An assistive listening device (ALD) is part of a system used to improve hearing ability for people in a variety of situations where they are unable to distinguish speech in noisy environments. Often, in a noisy or crowded room it is almost impossible for an individual who is hard of hearing to distinguish one voice among many. This is often exacerbated by the effect of room acoustics on the quality of perceived speech. Hearing aids are able to amplify and process these sounds, and improve the speech to noise ratio. However, if the sound is too distorted by the time it reaches the listener, even the best hearing aids will struggle to unscramble the signal. Assistive listening devices offer a more adaptive alternative to hearing aids, but can be more complex and cumbersome.

==Usage==
A common usage is to aid people who are hard of hearing (HOH) by amplification and providing a better signal to noise ratio (SNR). The ALD may be used to help HOH people hear televisions and other audio devices, or to help people hear speech through public address or sound reinforcement systems, such as in places of worship or lectures.
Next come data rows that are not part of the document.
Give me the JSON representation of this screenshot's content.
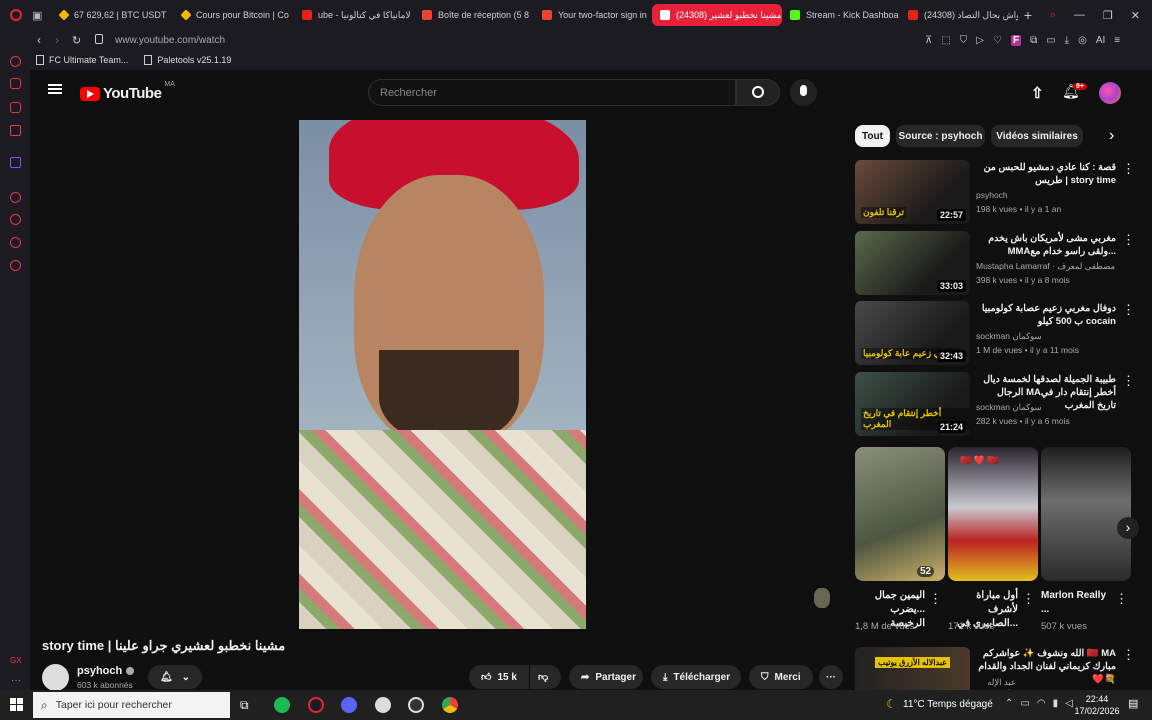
{
  "browser": {
    "tabs": [
      {
        "label": "67 629,62 | BTC USDT",
        "color": "#f0b90b"
      },
      {
        "label": "Cours pour Bitcoin | Co",
        "color": "#f0b90b"
      },
      {
        "label": "ube - لامانياكا في كتالونيا",
        "color": "#e62117"
      },
      {
        "label": "Boîte de réception (5 8",
        "color": "#ea4335"
      },
      {
        "label": "Your two-factor sign in",
        "color": "#ea4335"
      },
      {
        "label": "(24308) مشينا نخطبو لعشير",
        "color": "#e62117"
      },
      {
        "label": "Stream - Kick Dashboa",
        "color": "#53fc18"
      },
      {
        "label": "(24308) واش بحال التصاد",
        "color": "#e62117"
      }
    ],
    "url": "www.youtube.com/watch",
    "bookmarks": [
      "FC Ultimate Team...",
      "Paletools v25.1.19"
    ],
    "ai_label": "AI"
  },
  "youtube": {
    "logo_text": "YouTube",
    "logo_region": "MA",
    "search_placeholder": "Rechercher",
    "notif_count": "9+"
  },
  "video": {
    "title": "story time | مشينا نخطبو لعشيري جراو علينا",
    "channel": "psyhoch",
    "subscribers": "603 k abonnés",
    "likes": "15 k",
    "share_label": "Partager",
    "download_label": "Télécharger",
    "thanks_label": "Merci"
  },
  "chips": [
    "Tout",
    "Source : psyhoch",
    "Vidéos similaires"
  ],
  "recommendations": [
    {
      "title": "قصة : كنا عادي دمشيو للحبس من طريس | story time",
      "channel": "psyhoch",
      "views": "198 k vues",
      "age": "il y a 1 an",
      "duration": "22:57",
      "thumb_text": "ترقنا تلفون",
      "color": "#6b4a3a"
    },
    {
      "title": "مغربي مشى لأمريكان باش يخدم MMAولقى راسو خدام مع...",
      "channel": "Mustapha Lamarraf · مصطفى لمعرف",
      "views": "398 k vues",
      "age": "il y a 8 mois",
      "duration": "33:03",
      "thumb_text": "",
      "color": "#5b6a4a"
    },
    {
      "title": "دوفال مغربي زعيم عصابة كولومبيا ب 500 كيلو cocain",
      "channel": "sockman سوكمان",
      "views": "1 M de vues",
      "age": "il y a 11 mois",
      "duration": "32:43",
      "thumb_text": "مغربي زعيم عابة كولومبيا",
      "color": "#4a4a4a"
    },
    {
      "title": "طبيبة الجميلة لصدقها لخمسة ديال الرجال MAأخطر إنتقام دار في تاريخ المغرب",
      "channel": "sockman سوكمان",
      "views": "282 k vues",
      "age": "il y a 6 mois",
      "duration": "21:24",
      "thumb_text": "أخطر إنتقام في تاريخ المغرب",
      "color": "#3d5248"
    }
  ],
  "shorts": [
    {
      "title": "اليمين جمال ...يضرب الرخيصة",
      "views": "1,8 M de vues",
      "overlay": "52"
    },
    {
      "title": "أول مباراة لأشرف ...الصابيري في",
      "views": "171 k vues",
      "overlay": "🇲🇦 ❤️ 🇲🇦"
    },
    {
      "title": "Marlon Really ...",
      "views": "507 k vues",
      "overlay": ""
    }
  ],
  "bottom_rec": {
    "title": "الله ونشوف ✨ عواشركم 🇲🇦 MA مبارك كريماني لفنان الجداد والقدام❤️💐",
    "channel": "عبد الإله الأزرق",
    "thumb_text": "عبدالاله الأزرق يوتيب"
  },
  "taskbar": {
    "search_placeholder": "Taper ici pour rechercher",
    "weather": "11°C  Temps dégagé",
    "time": "22:44",
    "date": "17/02/2026"
  },
  "colors": {
    "accent": "#e8213a",
    "youtube_red": "#ff0000"
  }
}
The use of a wireless microphone placed next to the person speaking eliminates the sounds between them and listener, which reduces the effects of reverberation from poor room acoustics, background noise around the listener, and background noise around the speaker (by using a directional microphone).

==Technology==
The assistive listening device usually uses a microphone to capture an audio source near its origin and broadcast it wirelessly through means of frequency modulation (FM), infrared (IR), an audio induction loop, or another method. The person who is listening may use a wireless Receiver to tune into the signal and listen at their preferred volume. There are also other consumer ALDs such as alarm clocks with bed shakers, amplified stethoscopes, baby monitors, and flashing door bell indicators. Most FM assistive listening devices operate on seventeen channels between 72.1000 and 75.800 MHz.